A Modern Data Warehouse Architecture: Part 3 – Build an EDW Annex

In the first two post of this series (here and here) I first suggested that Hadoop could be effectively used as the platform for staging and then suggested that a modern warehouse would have a federation layer that turned it into a logical data warehouse. Figure 3 depicts this extended architecture.

Figure 3. A Logical EDW

But if we have both Hadoop and a federation layer implemented… and we recognize the economics associated with moving data to Hadoop… Hadoop provides a 5X-50X price advantage over a commercial very large DBMS product… and we can move data from the expensive environment to the low-cost environment without impacting any applications… then we have the opportunity to move governed EDW data to Hadoop and place it into a Hadoop EDW Annex. Figure 4 shows this.

An EDW Annex

Now you might suggest that there is an impact… Hadoop will be significantly slower than a commercial EDW platform (for now…). But experienced EDW architects understand that in the classic architecture we had to co-locate data in a single database to join the data. So, we put all of the data, hot and cold data, in our EDW even though the service levels required for queries that touch old cold historical data did not justify the power and price of the EDW infrastructure. We had to but did not need to. We knew, if only implicitly, that most EDW queries touch a small subset of the data. Following the ratio suggested by Teradata (see the reference here) that 90% of the queries touch only 20% of the data we can imagine a system where 80% of the data resides in Hadoop to service 10% of the queries… and only that 10% experiences Hadoop performance.

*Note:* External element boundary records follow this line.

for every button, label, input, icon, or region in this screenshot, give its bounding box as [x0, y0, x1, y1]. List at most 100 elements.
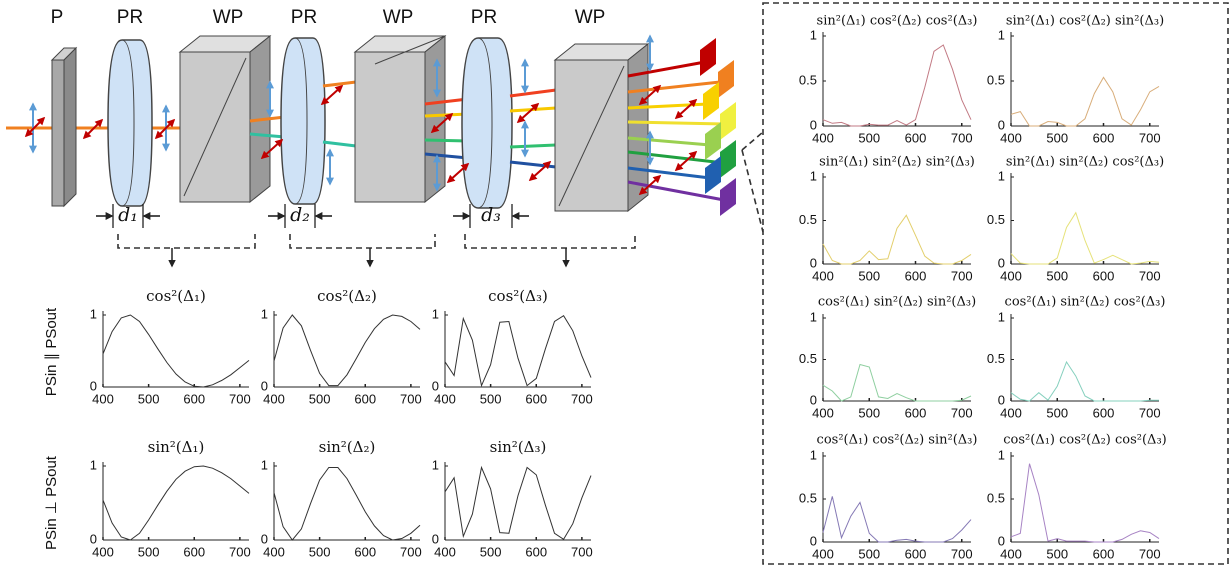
thickness-label: d₁ — [118, 204, 138, 226]
y-tick-label: 0 — [998, 533, 1005, 548]
element-label: PR — [291, 7, 317, 28]
data-line — [1010, 76, 1160, 127]
y-tick-label: 0 — [810, 392, 817, 407]
data-line — [102, 314, 250, 388]
chart-title: sin²(Δ₁) sin²(Δ₂) sin²(Δ₃) — [819, 155, 975, 170]
y-tick-label: 0 — [810, 117, 817, 132]
y-tick-label: 0 — [261, 378, 268, 393]
y-tick-label: 1 — [432, 457, 439, 472]
x-tick-label: 400 — [812, 268, 834, 283]
element-label: WP — [383, 7, 414, 28]
x-tick-label: 600 — [525, 544, 547, 559]
y-tick-label: 1 — [998, 447, 1005, 462]
data-line — [1010, 463, 1160, 543]
x-tick-label: 600 — [905, 405, 927, 420]
x-tick-label: 500 — [1046, 405, 1068, 420]
y-tick-label: 0.5 — [799, 351, 817, 366]
x-tick-label: 500 — [480, 391, 502, 406]
y-tick-label: 0 — [432, 531, 439, 546]
x-tick-label: 700 — [571, 544, 593, 559]
element-label: PR — [471, 7, 497, 28]
chart-title: cos²(Δ₁) cos²(Δ₂) cos²(Δ₃) — [1003, 433, 1166, 448]
x-tick-label: 400 — [1000, 268, 1022, 283]
y-tick-label: 0.5 — [799, 72, 817, 87]
data-line — [273, 467, 421, 541]
chart-title: cos²(Δ₁) cos²(Δ₂) sin²(Δ₃) — [817, 433, 978, 448]
y-tick-label: 0.5 — [987, 351, 1005, 366]
element-label: WP — [575, 7, 606, 28]
y-tick-label: 1 — [810, 309, 817, 324]
x-tick-label: 500 — [309, 544, 331, 559]
x-tick-label: 400 — [92, 391, 114, 406]
x-tick-label: 400 — [434, 544, 456, 559]
y-tick-label: 0 — [90, 531, 97, 546]
chart-title: sin²(Δ₁) sin²(Δ₂) cos²(Δ₃) — [1006, 155, 1164, 170]
x-tick-label: 700 — [1139, 268, 1161, 283]
x-tick-label: 500 — [1046, 546, 1068, 561]
x-tick-label: 600 — [905, 130, 927, 145]
data-line — [822, 363, 972, 402]
thickness-label: d₂ — [290, 204, 310, 226]
y-tick-label: 1 — [261, 457, 268, 472]
x-tick-label: 600 — [1093, 546, 1115, 561]
y-tick-label: 0.5 — [987, 490, 1005, 505]
y-tick-label: 1 — [90, 457, 97, 472]
x-tick-label: 700 — [1139, 405, 1161, 420]
x-tick-label: 400 — [812, 130, 834, 145]
y-tick-label: 0 — [810, 533, 817, 548]
y-tick-label: 1 — [998, 309, 1005, 324]
x-tick-label: 700 — [229, 544, 251, 559]
y-tick-label: 1 — [432, 306, 439, 321]
thickness-label: d₃ — [481, 204, 501, 226]
y-tick-label: 1 — [90, 306, 97, 321]
y-tick-label: 1 — [261, 306, 268, 321]
element-label: WP — [213, 7, 244, 28]
y-tick-label: 0.5 — [987, 212, 1005, 227]
x-tick-label: 400 — [92, 544, 114, 559]
y-tick-label: 1 — [998, 27, 1005, 42]
y-tick-label: 0 — [90, 378, 97, 393]
x-tick-label: 600 — [183, 544, 205, 559]
element-label: P — [51, 7, 64, 28]
x-tick-label: 400 — [812, 546, 834, 561]
x-tick-label: 600 — [1093, 405, 1115, 420]
x-tick-label: 700 — [1139, 130, 1161, 145]
data-line — [102, 465, 250, 541]
chart-title: sin²(Δ₂) — [319, 438, 376, 456]
x-tick-label: 400 — [434, 391, 456, 406]
x-tick-label: 500 — [1046, 268, 1068, 283]
x-tick-label: 700 — [400, 544, 422, 559]
chart-title: cos²(Δ₁) sin²(Δ₂) sin²(Δ₃) — [818, 295, 976, 310]
x-tick-label: 600 — [1093, 268, 1115, 283]
chart-title: sin²(Δ₁) — [148, 438, 205, 456]
y-tick-label: 1 — [810, 447, 817, 462]
data-line — [444, 315, 592, 388]
x-tick-label: 700 — [571, 391, 593, 406]
x-tick-label: 600 — [183, 391, 205, 406]
data-line — [273, 314, 421, 387]
x-tick-label: 400 — [1000, 546, 1022, 561]
x-tick-label: 500 — [1046, 130, 1068, 145]
x-tick-label: 700 — [400, 391, 422, 406]
y-tick-label: 0.5 — [799, 212, 817, 227]
x-tick-label: 500 — [309, 391, 331, 406]
y-tick-label: 1 — [810, 27, 817, 42]
chart-title: cos²(Δ₁) sin²(Δ₂) cos²(Δ₃) — [1005, 295, 1166, 310]
x-tick-label: 400 — [263, 391, 285, 406]
x-tick-label: 400 — [263, 544, 285, 559]
data-line — [822, 496, 972, 543]
y-tick-label: 0 — [998, 392, 1005, 407]
x-tick-label: 700 — [951, 405, 973, 420]
x-tick-label: 400 — [1000, 130, 1022, 145]
x-tick-label: 500 — [858, 268, 880, 283]
y-tick-label: 0 — [261, 531, 268, 546]
x-tick-label: 600 — [525, 391, 547, 406]
y-tick-label: 0 — [998, 117, 1005, 132]
chart-title: cos²(Δ₃) — [488, 287, 548, 305]
x-tick-label: 500 — [480, 544, 502, 559]
x-tick-label: 600 — [1093, 130, 1115, 145]
chart-title: sin²(Δ₁) cos²(Δ₂) cos²(Δ₃) — [817, 14, 978, 29]
data-line — [1010, 211, 1160, 265]
x-tick-label: 700 — [951, 130, 973, 145]
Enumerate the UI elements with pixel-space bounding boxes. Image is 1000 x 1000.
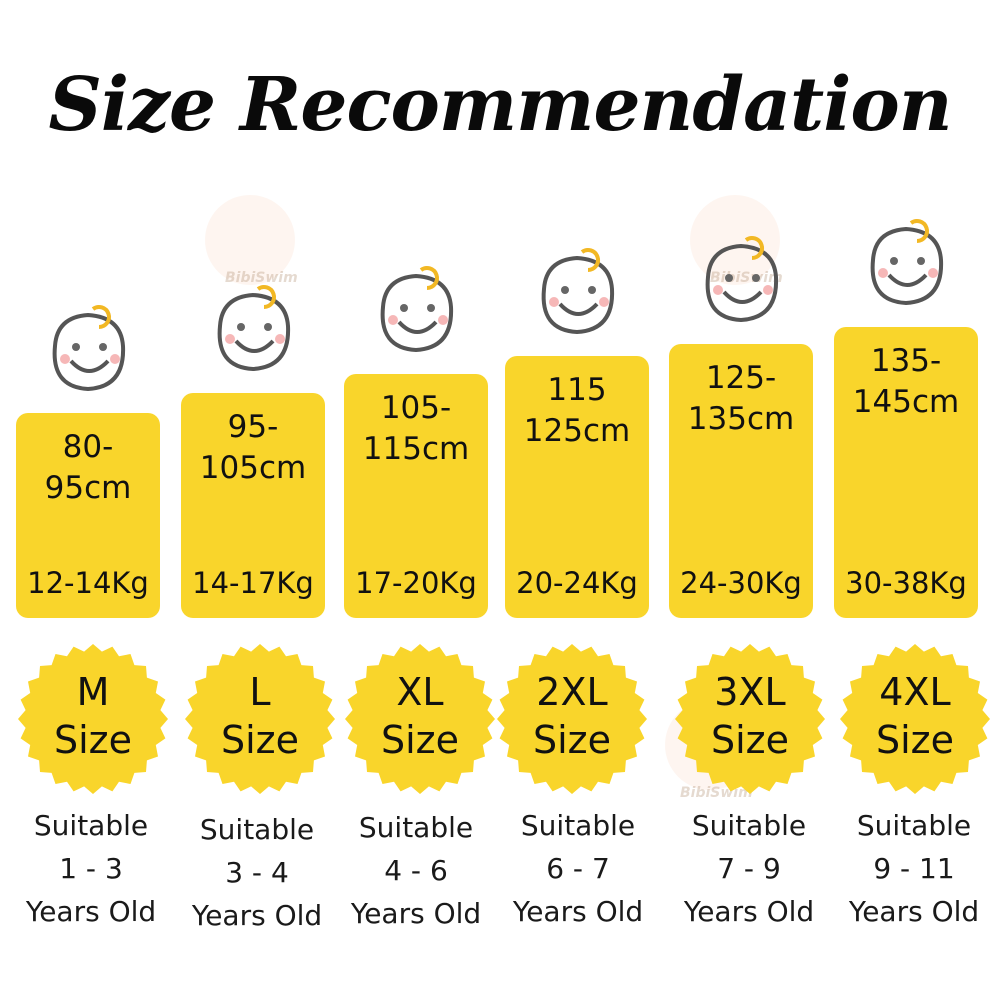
size-badge: L Size xyxy=(185,644,335,794)
baby-face-icon xyxy=(198,281,308,381)
size-card: 115 125cm 20-24Kg xyxy=(505,356,649,618)
size-badge: 4XL Size xyxy=(840,644,990,794)
watermark-text: BibiSwim xyxy=(710,270,783,286)
baby-face-icon xyxy=(361,262,471,362)
size-card: 95- 105cm 14-17Kg xyxy=(181,393,325,618)
size-badge: M Size xyxy=(18,644,168,794)
size-card: 135- 145cm 30-38Kg xyxy=(834,327,978,618)
scalloped-badge-shape xyxy=(840,644,990,794)
scalloped-badge-shape xyxy=(18,644,168,794)
age-suitability: Suitable 9 - 11 Years Old xyxy=(848,809,980,928)
height-range: 115 125cm xyxy=(523,372,631,449)
age-suitability: Suitable 3 - 4 Years Old xyxy=(191,813,323,932)
watermark-logo xyxy=(205,195,295,285)
weight-range: 17-20Kg xyxy=(355,566,477,600)
size-badge: 2XL Size xyxy=(497,644,647,794)
baby-face-icon xyxy=(33,301,143,401)
weight-range: 24-30Kg xyxy=(680,566,802,600)
weight-range: 12-14Kg xyxy=(27,566,149,600)
size-badge: 3XL Size xyxy=(675,644,825,794)
age-suitability: Suitable 6 - 7 Years Old xyxy=(512,809,644,928)
weight-range: 14-17Kg xyxy=(192,566,314,600)
page-title: Size Recommendation xyxy=(48,62,952,148)
baby-face-icon xyxy=(522,244,632,344)
watermark-logo xyxy=(690,195,780,285)
size-card: 105- 115cm 17-20Kg xyxy=(344,374,488,618)
height-range: 95- 105cm xyxy=(199,409,307,486)
age-suitability: Suitable 7 - 9 Years Old xyxy=(683,809,815,928)
size-badge: XL Size xyxy=(345,644,495,794)
height-range: 80- 95cm xyxy=(44,429,132,506)
height-range: 135- 145cm xyxy=(852,343,960,420)
size-label: L Size xyxy=(220,670,299,762)
size-label: XL Size xyxy=(380,670,459,762)
scalloped-badge-shape xyxy=(345,644,495,794)
weight-range: 30-38Kg xyxy=(845,566,967,600)
baby-face-icon xyxy=(851,215,961,315)
weight-range: 20-24Kg xyxy=(516,566,638,600)
scalloped-badge-shape xyxy=(185,644,335,794)
size-label: 4XL Size xyxy=(875,670,954,762)
height-range: 105- 115cm xyxy=(362,390,470,467)
size-card: 125- 135cm 24-30Kg xyxy=(669,344,813,618)
size-label: M Size xyxy=(53,670,132,762)
baby-face-icon xyxy=(686,232,796,332)
height-range: 125- 135cm xyxy=(687,360,795,437)
scalloped-badge-shape xyxy=(497,644,647,794)
age-suitability: Suitable 4 - 6 Years Old xyxy=(350,811,482,930)
size-label: 3XL Size xyxy=(710,670,789,762)
age-suitability: Suitable 1 - 3 Years Old xyxy=(25,809,157,928)
size-card: 80- 95cm 12-14Kg xyxy=(16,413,160,618)
watermark-text: BibiSwim xyxy=(225,270,298,286)
scalloped-badge-shape xyxy=(675,644,825,794)
size-label: 2XL Size xyxy=(532,670,611,762)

I suggested this approach for Teradata here… but an architecture with an EDW Annex to store cleansed governed historical data works for any expensive RDBMS that can federate with Hadoop: Exadata, Netezza, Teradata, or HANA.

This concludes this series… sort of. I’ll post soon to express more about how this architecture provides long-term strategic value. I think that these three concepts: Hadoop as an EDW staging area, federation and logical data warehousing, and Hadoop as an EDW Annex; provide the foundation for a modern EDW… and I imagine that over the next several years this will become the reference architecture most of us will build to.